Inilah kitab yang meriwayatkan kehadiran Datok Ri Bandang, di tengah-tengah
masyarakat Gantarang. Sebuah kota di abad ke-XVI yang menjadi pusat niaga di Selayar.
Penduduknya hidup makmur dengan kebutuhan hidup memadai. Iklim monarchi tetapi
konstitusional hidup subur dalam pola tradisi Gantarang yang kukuh dan berdaulat. Waktu itu,
Gantarang diperintah seorang Raja, dengan kharisma yang tinggi. Pada suatu hari, di
pinggiran laut dalam wilayah kerajaan Gantarang. Kelihatan seorang nelayan bernama Fusu
sedang menjala ikan. Bercampur kaget ia didatangi seorang asing dan sama sekali tak dikenal.
Orang asing itu adalah salah seorang dari penyiar Islam asal Minagkabau. Ia adalah Datok Ri
Bandang.
Pertemuan Datok Ri Bandang dengan Fusu dilepas pantai Selayar, merupakan kontak
pertama Datok kepada penghuni Selayar. Apa kata sang Datok kepada Fusu? Sucikanlah
ikanmu (sarattui) lalu naikkan ke perahu. Setelah semuanya dilakukan Fusu dengan tertib,
Datok mengungkapkan keinginannya untuk memasukkan Fusu ke dalam Islam. “Aku
kepingin sekali memasukkan kau ke dalam Islam, di dalam Raja Gantarang” kata Datok.
Tetapi, ternyata sebelum sampai ke istana Raja di Gantarang, nelayan Fusu dalam waktu
singkat telah mengucapkan dua kalimat syahadat. Tatkala mereka tiba ataupun dalam
perjalanan menuju istana Raja, lelaki Fusu, lebih dulu diislamkan lagi dengan jalan memotong
secuil kulit alat kelamin (disunnat) dengan pisau lipat. Konon, inilah pengkhitanan pertama di
Selayar yang dimulai abad ke-XVI.
Perjalanan panjang lewat perahu anatara Datok dan Fusu tidak mengalami rintangan.
Mereka menuju ke Babaere. Di Babaere keduanya menuju istana Raja di Gantarang. Dalam
perjalanan itu, mereka membawa tempat tidur, makanan sebagai perbekalan dan juga seekor
ayam. Di sebuah tempat di Gantarang, di pinggiran kampung, keduanya mendirikan rumah.

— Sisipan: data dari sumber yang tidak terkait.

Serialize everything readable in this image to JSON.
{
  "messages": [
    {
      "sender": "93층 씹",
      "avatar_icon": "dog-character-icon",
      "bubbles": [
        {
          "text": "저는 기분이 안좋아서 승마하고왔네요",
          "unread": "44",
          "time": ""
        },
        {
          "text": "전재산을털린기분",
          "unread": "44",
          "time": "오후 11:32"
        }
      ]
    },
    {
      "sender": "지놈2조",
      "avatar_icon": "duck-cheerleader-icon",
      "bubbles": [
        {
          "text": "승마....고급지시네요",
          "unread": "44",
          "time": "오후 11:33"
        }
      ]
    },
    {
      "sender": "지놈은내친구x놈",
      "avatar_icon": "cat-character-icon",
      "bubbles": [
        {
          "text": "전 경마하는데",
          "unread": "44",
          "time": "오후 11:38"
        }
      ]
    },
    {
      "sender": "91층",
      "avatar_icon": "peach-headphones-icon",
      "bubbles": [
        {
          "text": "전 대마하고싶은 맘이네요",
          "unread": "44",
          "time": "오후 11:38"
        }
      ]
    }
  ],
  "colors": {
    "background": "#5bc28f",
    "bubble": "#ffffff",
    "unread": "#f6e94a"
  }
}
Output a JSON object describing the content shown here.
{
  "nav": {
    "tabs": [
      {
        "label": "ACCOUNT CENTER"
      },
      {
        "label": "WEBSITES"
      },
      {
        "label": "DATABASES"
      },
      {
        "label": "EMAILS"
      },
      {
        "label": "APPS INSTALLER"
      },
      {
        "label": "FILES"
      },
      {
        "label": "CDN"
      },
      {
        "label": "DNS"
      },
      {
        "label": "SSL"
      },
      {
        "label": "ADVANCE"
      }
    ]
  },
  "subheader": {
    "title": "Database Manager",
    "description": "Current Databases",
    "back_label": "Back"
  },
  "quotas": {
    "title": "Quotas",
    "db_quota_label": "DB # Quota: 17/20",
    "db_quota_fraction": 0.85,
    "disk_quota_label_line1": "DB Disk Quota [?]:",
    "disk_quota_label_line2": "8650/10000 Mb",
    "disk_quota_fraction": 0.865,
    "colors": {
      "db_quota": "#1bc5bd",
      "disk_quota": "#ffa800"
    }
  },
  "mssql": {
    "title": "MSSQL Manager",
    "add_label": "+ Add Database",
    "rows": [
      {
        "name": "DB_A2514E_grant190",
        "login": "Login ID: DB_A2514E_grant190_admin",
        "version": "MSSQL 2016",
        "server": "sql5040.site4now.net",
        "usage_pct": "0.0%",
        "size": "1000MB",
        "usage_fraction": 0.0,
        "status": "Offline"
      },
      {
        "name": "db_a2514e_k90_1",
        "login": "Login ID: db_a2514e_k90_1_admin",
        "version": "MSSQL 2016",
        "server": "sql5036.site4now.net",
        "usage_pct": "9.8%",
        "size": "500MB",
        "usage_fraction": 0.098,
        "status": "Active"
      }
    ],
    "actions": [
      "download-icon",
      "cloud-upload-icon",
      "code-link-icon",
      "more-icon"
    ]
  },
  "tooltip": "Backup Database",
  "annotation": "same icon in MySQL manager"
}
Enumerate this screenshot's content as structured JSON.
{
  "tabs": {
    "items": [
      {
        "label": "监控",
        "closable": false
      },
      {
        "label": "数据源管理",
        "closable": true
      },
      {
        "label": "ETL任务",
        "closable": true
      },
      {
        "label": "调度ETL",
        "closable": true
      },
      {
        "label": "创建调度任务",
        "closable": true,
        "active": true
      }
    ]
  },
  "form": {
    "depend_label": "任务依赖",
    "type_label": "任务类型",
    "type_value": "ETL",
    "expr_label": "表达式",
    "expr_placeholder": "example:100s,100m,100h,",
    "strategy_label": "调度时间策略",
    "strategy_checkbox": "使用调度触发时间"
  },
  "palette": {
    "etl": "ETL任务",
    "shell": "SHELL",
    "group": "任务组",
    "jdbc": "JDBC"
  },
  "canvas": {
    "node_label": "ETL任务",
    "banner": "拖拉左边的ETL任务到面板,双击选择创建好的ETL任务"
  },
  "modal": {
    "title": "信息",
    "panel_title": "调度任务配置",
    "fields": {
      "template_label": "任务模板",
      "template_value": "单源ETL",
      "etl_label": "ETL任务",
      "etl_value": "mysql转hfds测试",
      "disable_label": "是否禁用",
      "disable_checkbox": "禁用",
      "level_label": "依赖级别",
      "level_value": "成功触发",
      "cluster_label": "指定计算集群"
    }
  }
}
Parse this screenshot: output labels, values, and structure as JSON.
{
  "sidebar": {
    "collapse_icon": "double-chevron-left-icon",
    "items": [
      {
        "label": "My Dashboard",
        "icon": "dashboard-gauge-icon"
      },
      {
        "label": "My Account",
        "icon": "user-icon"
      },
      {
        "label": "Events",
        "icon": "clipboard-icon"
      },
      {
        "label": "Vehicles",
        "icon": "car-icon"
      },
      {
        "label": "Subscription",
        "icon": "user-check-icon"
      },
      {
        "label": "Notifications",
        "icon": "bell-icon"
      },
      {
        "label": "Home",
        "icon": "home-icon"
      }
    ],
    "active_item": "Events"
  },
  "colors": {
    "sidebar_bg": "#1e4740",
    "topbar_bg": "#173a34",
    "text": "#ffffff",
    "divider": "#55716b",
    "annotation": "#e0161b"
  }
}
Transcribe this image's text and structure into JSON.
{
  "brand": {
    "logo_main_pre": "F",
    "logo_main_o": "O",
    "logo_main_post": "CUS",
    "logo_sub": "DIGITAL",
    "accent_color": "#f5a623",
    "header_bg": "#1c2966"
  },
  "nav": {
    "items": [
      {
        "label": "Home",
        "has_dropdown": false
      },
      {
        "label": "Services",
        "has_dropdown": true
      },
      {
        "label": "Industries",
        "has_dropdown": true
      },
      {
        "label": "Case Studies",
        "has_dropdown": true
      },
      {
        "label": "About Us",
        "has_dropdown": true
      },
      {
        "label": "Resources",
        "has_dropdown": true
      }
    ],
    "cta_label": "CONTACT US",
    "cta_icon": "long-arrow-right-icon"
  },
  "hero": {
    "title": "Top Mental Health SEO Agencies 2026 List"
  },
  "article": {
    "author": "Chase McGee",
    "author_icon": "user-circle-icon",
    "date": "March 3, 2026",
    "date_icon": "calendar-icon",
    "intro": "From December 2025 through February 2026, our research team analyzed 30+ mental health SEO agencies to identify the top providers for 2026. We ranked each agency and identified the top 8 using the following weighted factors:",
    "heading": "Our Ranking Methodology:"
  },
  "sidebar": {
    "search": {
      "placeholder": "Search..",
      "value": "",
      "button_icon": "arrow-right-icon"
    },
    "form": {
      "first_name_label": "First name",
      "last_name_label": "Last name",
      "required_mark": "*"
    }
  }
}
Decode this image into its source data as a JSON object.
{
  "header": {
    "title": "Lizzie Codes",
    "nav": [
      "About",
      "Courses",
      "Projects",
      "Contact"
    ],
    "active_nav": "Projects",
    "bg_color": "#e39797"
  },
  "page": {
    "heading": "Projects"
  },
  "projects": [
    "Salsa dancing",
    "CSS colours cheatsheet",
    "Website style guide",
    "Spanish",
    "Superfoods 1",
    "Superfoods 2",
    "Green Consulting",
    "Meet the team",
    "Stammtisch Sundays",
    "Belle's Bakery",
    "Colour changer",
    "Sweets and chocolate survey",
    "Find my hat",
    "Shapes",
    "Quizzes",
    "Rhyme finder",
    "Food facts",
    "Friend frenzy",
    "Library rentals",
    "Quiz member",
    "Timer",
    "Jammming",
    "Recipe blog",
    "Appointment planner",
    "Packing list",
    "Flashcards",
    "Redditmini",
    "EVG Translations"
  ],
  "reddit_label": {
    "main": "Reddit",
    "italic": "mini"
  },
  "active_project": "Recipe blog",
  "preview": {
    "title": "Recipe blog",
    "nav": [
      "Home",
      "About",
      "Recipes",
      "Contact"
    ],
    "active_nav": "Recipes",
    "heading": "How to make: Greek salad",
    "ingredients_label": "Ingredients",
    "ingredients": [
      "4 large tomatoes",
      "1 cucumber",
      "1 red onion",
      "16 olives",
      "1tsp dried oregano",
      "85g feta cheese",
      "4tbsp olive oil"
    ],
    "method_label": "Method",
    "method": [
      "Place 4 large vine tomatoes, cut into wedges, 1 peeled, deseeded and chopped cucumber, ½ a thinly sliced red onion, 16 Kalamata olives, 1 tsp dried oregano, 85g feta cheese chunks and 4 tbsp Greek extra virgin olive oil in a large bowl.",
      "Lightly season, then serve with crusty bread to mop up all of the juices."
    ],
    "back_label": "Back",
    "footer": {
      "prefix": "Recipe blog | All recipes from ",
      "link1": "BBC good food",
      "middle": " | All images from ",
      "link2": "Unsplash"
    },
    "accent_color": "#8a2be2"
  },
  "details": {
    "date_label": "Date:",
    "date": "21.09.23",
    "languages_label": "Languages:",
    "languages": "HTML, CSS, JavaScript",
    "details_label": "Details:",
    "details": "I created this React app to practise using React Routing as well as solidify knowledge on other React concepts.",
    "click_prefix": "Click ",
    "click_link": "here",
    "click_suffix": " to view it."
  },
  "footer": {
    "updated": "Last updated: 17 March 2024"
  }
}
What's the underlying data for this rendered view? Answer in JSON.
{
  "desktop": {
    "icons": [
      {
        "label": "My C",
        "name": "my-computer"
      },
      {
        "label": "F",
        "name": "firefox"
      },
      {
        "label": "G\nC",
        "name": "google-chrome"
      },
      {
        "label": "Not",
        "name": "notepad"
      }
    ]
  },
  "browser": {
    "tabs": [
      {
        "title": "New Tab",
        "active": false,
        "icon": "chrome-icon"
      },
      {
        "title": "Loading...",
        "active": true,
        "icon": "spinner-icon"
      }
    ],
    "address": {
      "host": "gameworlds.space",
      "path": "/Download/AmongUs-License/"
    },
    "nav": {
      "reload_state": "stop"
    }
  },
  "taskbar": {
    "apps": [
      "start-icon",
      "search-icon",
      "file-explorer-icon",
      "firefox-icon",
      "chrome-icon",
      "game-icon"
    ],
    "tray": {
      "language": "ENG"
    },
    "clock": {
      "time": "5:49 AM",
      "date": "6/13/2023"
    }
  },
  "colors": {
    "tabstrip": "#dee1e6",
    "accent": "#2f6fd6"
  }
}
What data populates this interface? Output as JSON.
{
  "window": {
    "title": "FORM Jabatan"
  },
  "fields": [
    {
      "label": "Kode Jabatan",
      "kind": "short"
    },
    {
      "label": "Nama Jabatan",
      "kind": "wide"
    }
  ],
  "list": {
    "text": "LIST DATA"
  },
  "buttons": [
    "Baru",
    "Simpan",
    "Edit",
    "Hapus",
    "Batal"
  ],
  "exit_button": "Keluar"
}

Dari sana, Datok didampingi Fusu menuju istana Raja. Datok Ri Bandang, menurut riwayat,
naik lewat tangga ke rumah Raja Gantarang setelah seisi rumah itu dibersihkan (disarattui).
Tidak lama setelah Raja dan Datok Ri Bandang duduk berhadap-hadapan di atas rumah, di
ruangan tamu yang khusus, Raja Gantarang mengajukan pertanyaan kepada tamunya.
Pertanyaan menyangkut identitas tamu, nama asal kedatangan dan tujuan utama mengunjungi
Selayar hingga sampai ke pusat kota Gantarang.
“Saya datang kemari, kata Datok kemudian menjawab pertanyaan Raja, atas perintah
Raja dari Mekah bersama khalifahnya, tiada lain untuk memasukkan Anda dalam keluarga
besar agama Islam. Saya datang dari Minangkabau.”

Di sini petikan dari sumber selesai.